The last time, the hero, crying and bloody and entirely a mess, looked at them, said their name in a collapsed hallway, and the villain had—not panicked, because they didn’t do that—become increasingly frazzled.

And then the hero had been in their arms, and they were sitting on the ground, because the villain had hugged them.

The villain was an idiot.

They swore it wouldn’t happen again, because it couldn’t.

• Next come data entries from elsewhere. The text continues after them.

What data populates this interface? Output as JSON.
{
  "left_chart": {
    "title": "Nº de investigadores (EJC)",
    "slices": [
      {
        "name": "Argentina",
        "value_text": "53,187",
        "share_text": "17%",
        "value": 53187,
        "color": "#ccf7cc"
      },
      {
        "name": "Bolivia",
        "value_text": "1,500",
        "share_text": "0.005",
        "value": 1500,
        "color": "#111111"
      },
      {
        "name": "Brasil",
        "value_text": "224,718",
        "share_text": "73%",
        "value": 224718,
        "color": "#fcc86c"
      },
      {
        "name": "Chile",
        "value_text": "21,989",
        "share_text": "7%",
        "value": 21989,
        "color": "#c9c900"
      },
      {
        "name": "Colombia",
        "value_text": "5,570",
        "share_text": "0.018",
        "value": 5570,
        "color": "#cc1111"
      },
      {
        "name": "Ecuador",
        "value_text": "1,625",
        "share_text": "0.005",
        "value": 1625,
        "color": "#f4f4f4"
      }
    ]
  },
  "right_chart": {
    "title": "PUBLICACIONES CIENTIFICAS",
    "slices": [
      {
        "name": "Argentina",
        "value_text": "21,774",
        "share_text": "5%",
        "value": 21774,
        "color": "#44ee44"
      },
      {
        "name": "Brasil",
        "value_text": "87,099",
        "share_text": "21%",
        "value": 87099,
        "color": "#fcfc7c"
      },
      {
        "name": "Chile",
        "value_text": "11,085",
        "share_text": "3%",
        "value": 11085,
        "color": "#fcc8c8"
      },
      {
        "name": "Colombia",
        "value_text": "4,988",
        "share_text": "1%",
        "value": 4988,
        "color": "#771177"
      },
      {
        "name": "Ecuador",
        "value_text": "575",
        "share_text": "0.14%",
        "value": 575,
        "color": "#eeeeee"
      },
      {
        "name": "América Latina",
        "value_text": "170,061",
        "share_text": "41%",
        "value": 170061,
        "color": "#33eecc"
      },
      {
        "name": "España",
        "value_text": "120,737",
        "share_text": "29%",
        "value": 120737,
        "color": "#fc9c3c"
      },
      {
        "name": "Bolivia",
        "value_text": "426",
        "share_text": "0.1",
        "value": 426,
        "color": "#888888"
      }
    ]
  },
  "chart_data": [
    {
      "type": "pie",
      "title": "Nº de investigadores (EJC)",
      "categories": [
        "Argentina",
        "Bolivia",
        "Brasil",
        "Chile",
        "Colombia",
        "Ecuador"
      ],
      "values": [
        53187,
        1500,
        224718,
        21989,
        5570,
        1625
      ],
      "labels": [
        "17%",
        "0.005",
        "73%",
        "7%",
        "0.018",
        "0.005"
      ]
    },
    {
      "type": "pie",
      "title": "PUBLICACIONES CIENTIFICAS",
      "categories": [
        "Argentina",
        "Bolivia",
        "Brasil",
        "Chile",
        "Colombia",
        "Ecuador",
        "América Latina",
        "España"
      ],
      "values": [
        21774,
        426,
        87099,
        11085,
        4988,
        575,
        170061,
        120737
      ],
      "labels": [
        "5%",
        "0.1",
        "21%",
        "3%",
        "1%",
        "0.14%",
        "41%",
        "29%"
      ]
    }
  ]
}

The hero could never be their friend, and the villain could never be theirs.

It happened again.

It was happening now.

And the villain, secretly, was glad the hero was asleep, because they just wanted this moment, this forbidden thing, to last. Because if the hero saw the villain’s face right now, the hero would know that the villain cared.

The villain couldn’t care. They weren’t allowed to.

But desperately, they did.

For now, they simply brushed the hero’s hair back. Held them tighter, resting their chin on the top of the hero’s head. They let themself have this stolen, forbidden, soft thing.

Because they knew, when the hero woke up, it would be gone.

So, they listened to the hero’s breathing, and selfishly, hopelessly, let themselves care.